Segundo Camarano, a expectativa é de que o “efeito bolha” venha a provocar correções de rumo no mercado da internet. “A lógica do mercado vale tanto para a velha quanto para a nova economia: as empresas têm de dar lucro se quiserem sobreviver”, conclui.

O jornalista e webmaster Marcelo Silveira, 40 anos, dez de experiência na internet, compara a Nasdaq a um jogo de azar. “O que a bolsa movimenta são custos estimados, que só se realizam com a venda. É um jogo de supervalorização dessas ações, que não têm lastro na realidade”. Ele acredita que a importância da internet também está inflacionada. “A internet é uma ferramenta imprescindível, mas ela não é a solução para todos os problemas. Se o teu produto não vende, não será na rede que ele vai funcionar”.

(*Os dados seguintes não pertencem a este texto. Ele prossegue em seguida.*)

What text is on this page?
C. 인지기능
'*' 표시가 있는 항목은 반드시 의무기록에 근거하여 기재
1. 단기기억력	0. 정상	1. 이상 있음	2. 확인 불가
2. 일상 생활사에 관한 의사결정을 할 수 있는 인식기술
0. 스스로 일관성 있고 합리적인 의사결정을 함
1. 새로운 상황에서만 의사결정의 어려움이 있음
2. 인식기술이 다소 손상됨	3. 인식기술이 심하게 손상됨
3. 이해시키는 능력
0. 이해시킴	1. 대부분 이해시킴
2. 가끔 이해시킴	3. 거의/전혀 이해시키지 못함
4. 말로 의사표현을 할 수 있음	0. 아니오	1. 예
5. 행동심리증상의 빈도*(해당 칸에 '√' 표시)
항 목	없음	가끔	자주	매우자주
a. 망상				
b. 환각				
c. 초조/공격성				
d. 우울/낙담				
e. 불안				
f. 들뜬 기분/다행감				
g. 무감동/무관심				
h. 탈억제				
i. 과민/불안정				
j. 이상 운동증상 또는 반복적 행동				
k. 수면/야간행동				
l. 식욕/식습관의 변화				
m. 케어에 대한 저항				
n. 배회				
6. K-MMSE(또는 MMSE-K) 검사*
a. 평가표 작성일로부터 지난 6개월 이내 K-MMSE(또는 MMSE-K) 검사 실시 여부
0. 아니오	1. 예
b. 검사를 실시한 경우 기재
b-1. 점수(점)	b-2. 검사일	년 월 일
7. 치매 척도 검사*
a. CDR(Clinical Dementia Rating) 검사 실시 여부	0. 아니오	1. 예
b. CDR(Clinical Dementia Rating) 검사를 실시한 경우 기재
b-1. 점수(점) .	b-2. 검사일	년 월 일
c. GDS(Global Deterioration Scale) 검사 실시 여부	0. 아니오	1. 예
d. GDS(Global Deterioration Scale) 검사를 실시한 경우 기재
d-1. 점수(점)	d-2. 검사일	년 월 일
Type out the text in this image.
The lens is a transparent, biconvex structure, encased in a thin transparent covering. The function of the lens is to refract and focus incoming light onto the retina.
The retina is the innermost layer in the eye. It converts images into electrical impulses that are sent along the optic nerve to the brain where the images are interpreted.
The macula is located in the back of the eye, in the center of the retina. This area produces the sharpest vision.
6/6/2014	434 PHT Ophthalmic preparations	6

A condenação da Microsoft no processo antimonopólio movido pelo governo e 19 estados norte-americanos contra o multibilionário Bill Gates – que em um único dia ficou US$ 1,15 bilhão menos rico e terá sua empresa fatiada – foi o empurrão que faltava para que os investidores se retirassem e as ações de tecnologia despencassem ladeira abaixo. “Quando Bill Gates, que representa o alter ego de metade dos especuladores adolescentes e inexperientes que operam na Nasdaq, perde dinheiro, eles tratam de vender logo. É o efeito manada, uma espécie irracional, que age movida pelo pânico”, compara Miranda.

Exuberância irracional

Empresas fundadas na internet a partir de 1995 valem nas bolsas de valores muito mais que instituições sólidas da velha economia, como a casa de leilões Sotheby’s, fundada em 1744, que é cotada na Bolsa de Valores de Nova Iorque em US$ 1,21 bilhão. A casa virtual de leilões e-Bay, fundada em 1995, vale US$ 25,78 bilhões na Nasdaq, a bolsa que negocia as ações de empresas de alta tecnologia.